Artwork Description / Detail
Jonathan Grant Galleries presents five rare drawings from the collection of Ray Richards who was employed by Wellington publishers, A.H. & A.W. Reed. The works are the original illustrations for Lynne Owen’s ‘School at Cape Runaway’, printed by A.H. & A.W. Reed in 1964.
Ray Richards (New Zealand 1921 – 2013) was an editor, publisher and vice-chairman at A.H. & A.W. Reed and a literary agent for over 36 years.
In 1936, aged 15, he began working as an office boy in the new Wellington offices of A.H. & A.W. Reed. With the declaration of war Richards left the publishing company to serve with the Fleet Air Arm. He completed missions in the Far East & earned a Distinguished Service Cross during his four year deployment,.

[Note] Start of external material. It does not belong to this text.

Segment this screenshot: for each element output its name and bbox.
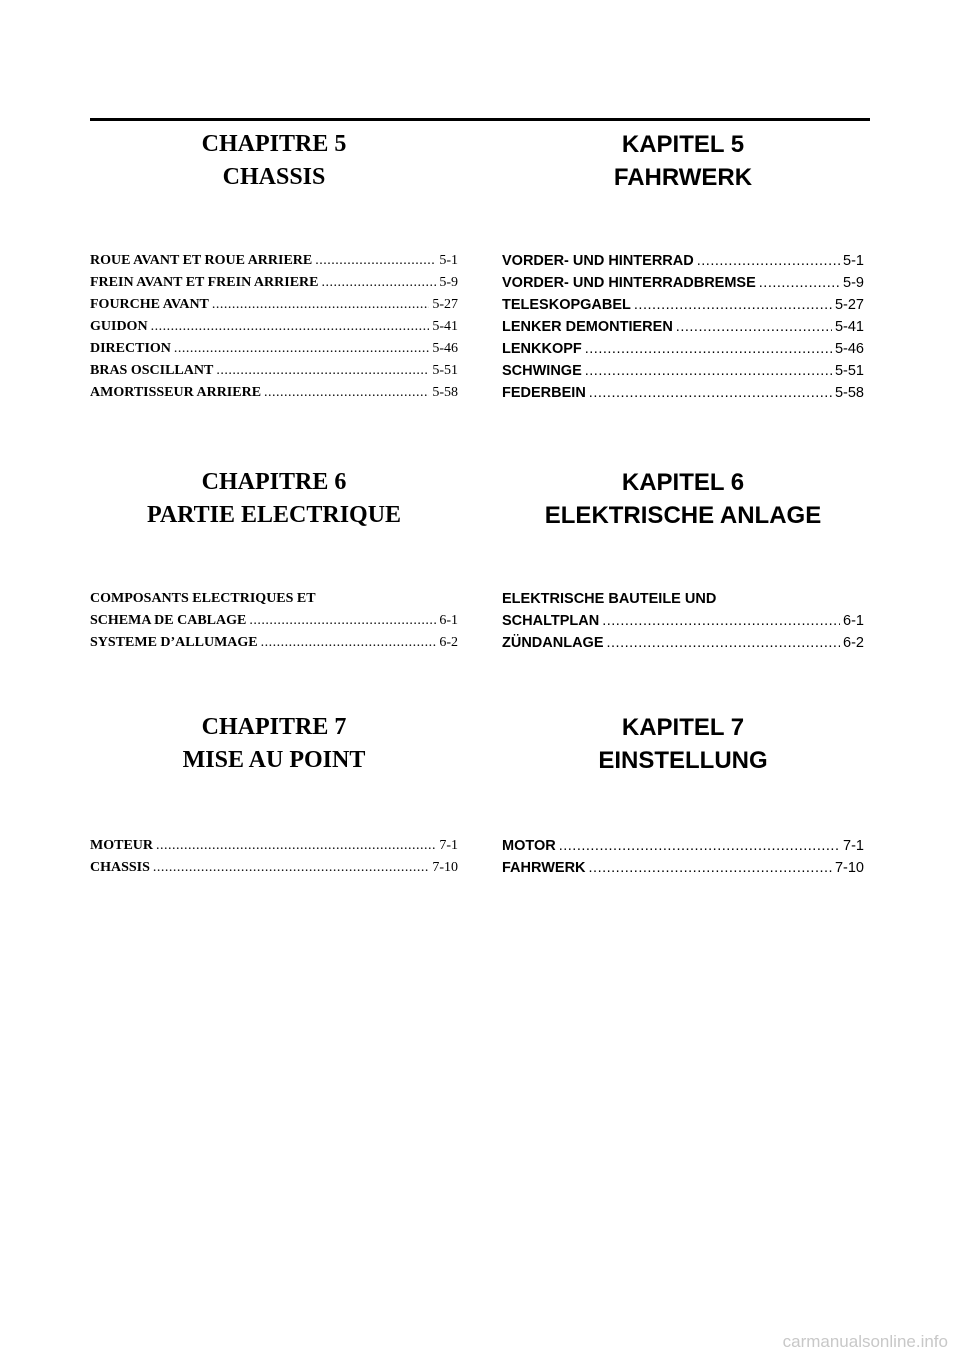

After completing his service, Richards worked as a journalist in London for a short time, before returning to New Zealand in 1946. He subsequently took up the position of production magazine manager at A.H. & A.W. Reed, his former employer.

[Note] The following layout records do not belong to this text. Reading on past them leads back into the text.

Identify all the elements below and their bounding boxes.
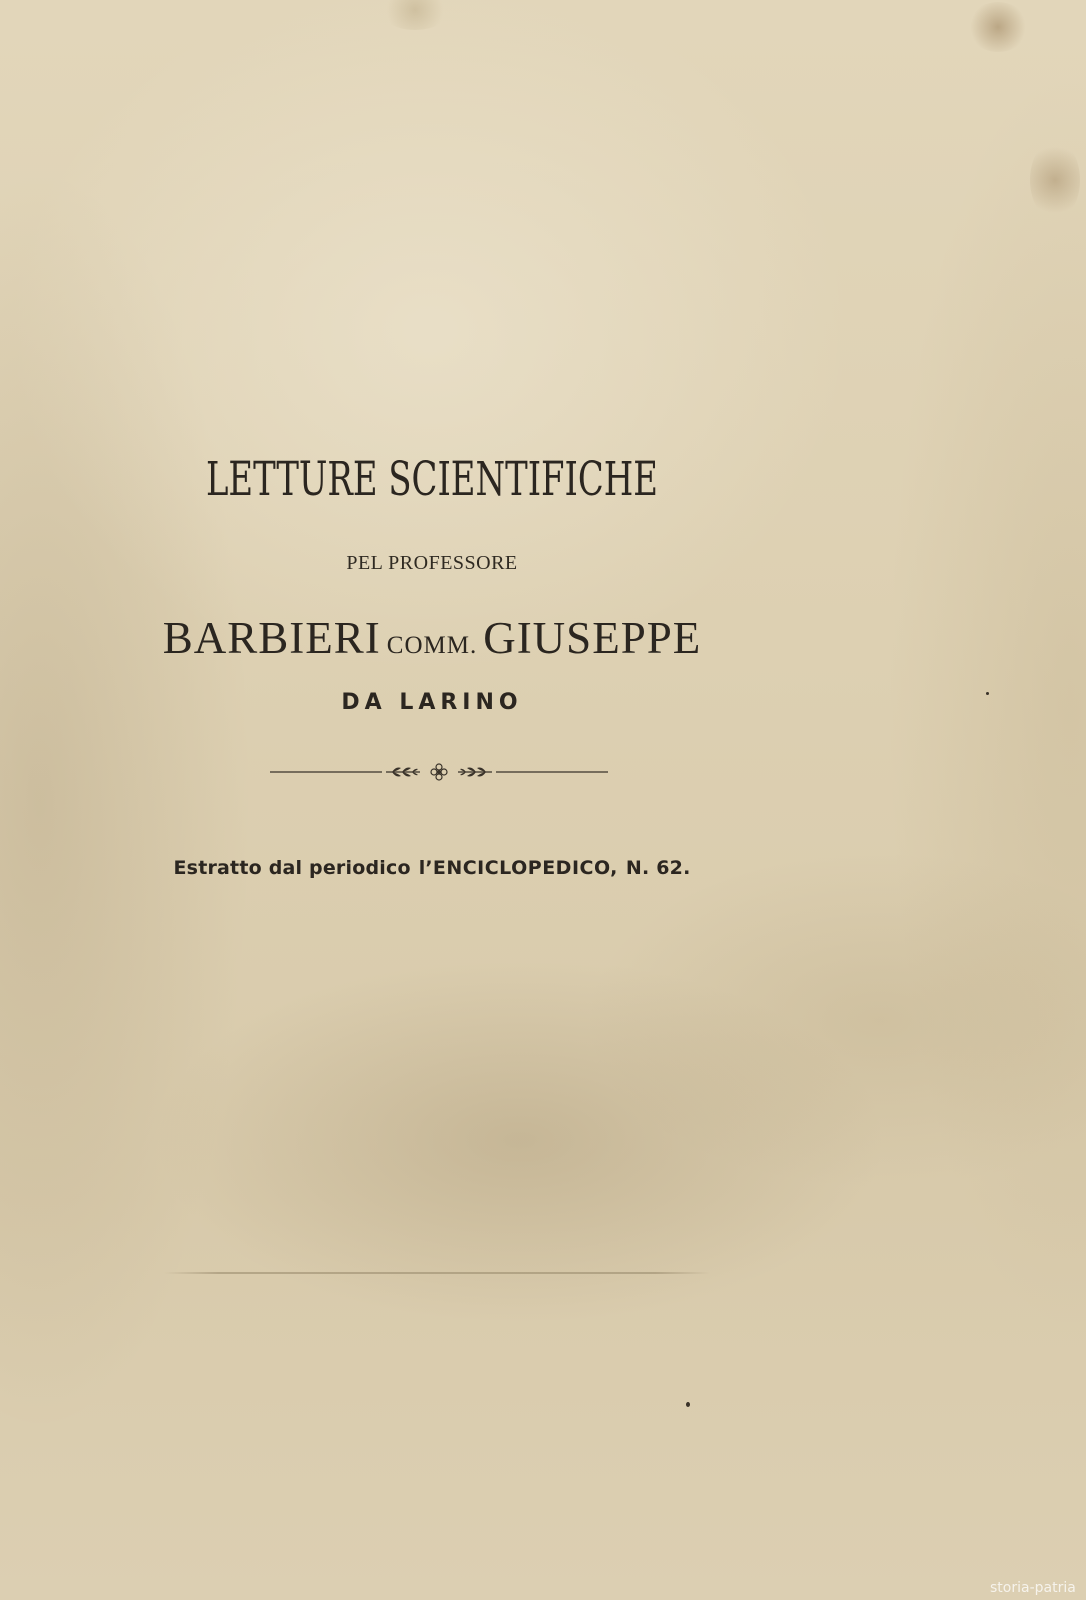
- paper-stain: [1030, 140, 1080, 220]
- author-honorific: COMM.: [386, 632, 478, 659]
- ink-speck: [986, 692, 989, 695]
- paper-stain: [968, 2, 1028, 52]
- document-title: LETTURE SCIENTIFICHE: [205, 452, 659, 507]
- ink-speck: [686, 1402, 690, 1407]
- watermark: storia-patria: [990, 1580, 1076, 1596]
- byline: PEL PROFESSORE: [346, 552, 518, 574]
- author-given-name: GIUSEPPE: [483, 613, 702, 663]
- author-name: [0, 612, 864, 664]
- faint-rule: [164, 1272, 710, 1274]
- author-surname: BARBIERI: [162, 613, 381, 663]
- extract-note: [0, 857, 864, 879]
- extract-prefix: Estratto dal periodico: [173, 857, 411, 879]
- extract-number: N. 62.: [625, 857, 691, 879]
- extract-article: l’: [418, 857, 433, 879]
- ornament-divider-icon: [270, 762, 608, 782]
- author-place: DA LARINO: [341, 690, 523, 715]
- paper-stain: [380, 0, 450, 30]
- extract-periodical: ENCICLOPEDICO,: [432, 857, 618, 879]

A.H. & A.W. Reed was one of New Zealand’s oldest publishers, founded in 1907 by A.H. Reed. Alfred Hamish Reed CBE (the “A.H.” in A.H. & A.W. Reed) was born on the outskirts of London in 1875 and migrated with his family to New Zealand in 1887. A.H. founded the firm, A.H. Reed Ltd, in 1907 to sell Sunday school books and materials.

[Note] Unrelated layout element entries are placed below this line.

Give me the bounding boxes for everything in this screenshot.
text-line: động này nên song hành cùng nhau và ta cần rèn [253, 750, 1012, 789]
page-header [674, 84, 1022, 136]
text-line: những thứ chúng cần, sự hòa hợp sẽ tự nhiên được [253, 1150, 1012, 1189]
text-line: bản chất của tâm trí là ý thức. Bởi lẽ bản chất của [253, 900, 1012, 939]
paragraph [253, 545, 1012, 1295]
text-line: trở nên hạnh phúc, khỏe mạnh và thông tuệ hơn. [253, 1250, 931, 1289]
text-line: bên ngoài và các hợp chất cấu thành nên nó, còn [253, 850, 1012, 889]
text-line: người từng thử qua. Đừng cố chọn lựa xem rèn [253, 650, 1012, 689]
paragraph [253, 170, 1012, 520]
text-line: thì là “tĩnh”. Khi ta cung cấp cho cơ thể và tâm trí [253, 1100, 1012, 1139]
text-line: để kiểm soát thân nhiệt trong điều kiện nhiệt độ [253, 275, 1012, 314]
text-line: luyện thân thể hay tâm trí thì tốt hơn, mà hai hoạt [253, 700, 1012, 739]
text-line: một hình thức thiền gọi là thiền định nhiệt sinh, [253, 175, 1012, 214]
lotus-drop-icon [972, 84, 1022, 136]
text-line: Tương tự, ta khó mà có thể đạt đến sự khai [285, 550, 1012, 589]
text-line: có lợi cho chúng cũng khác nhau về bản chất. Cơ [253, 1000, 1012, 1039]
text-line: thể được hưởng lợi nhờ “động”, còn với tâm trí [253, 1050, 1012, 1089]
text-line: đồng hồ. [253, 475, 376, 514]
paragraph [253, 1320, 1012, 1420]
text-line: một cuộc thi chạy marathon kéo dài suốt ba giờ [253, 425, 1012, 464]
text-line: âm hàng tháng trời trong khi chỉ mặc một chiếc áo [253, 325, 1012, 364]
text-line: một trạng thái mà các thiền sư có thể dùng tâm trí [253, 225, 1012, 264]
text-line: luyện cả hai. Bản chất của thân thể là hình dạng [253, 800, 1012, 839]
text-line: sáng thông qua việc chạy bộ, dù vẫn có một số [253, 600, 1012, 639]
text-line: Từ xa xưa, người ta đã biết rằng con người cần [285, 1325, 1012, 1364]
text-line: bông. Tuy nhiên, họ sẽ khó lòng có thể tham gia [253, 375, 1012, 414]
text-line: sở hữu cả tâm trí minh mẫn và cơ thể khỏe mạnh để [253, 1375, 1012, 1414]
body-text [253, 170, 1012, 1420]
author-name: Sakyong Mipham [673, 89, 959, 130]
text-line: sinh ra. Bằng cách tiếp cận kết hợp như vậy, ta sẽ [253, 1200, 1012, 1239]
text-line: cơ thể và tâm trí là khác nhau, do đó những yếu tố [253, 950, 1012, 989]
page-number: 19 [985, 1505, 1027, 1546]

Born in Auckland in 1908, A.W. Reed (Alexander Wyclif) was educated at Mt Albert Grammar School. In 1932 he joined his uncles publishing business and the company was renamed A.H. & A.W. Reed. Wyclif wrote more than 200 books, with a range of reference works and popular accounts of Maori culture.
Ray Richards excelled in his position as production magazine manager and was soon promoted. “A.W. Reed wanted to write and virtually gave me my head as production manager, editor and publisher. I commissioned many authors, including two crucial acquisitions – artist Peter McIntyre and the remarkable and exasperating Barry Crump.”
During the early 1960’s Richards commissioned Peter McIntyre to create a series of 16 original illustrations for a book he was working on. The illustrations were subsequently published in School at Cape Runaway, 1964. Written by Lynne Owen the text chronicled her experience living and teaching at Whangaparaoa, a tiny isolated settlement near Cape Runaway, in the eastern corner of the Bay of Plenty.
Later in his life Richards became New Zealand’s first literary agent in 1976, a second career that lasted for over thirty years. He was hugely influential in the publishing industry. He worked with hundreds of authors, artists and illustrators, mentoring, advising and presenting their work to publishers.
Ray Richards worked as a literary agent up until his death in 2013, aged 93.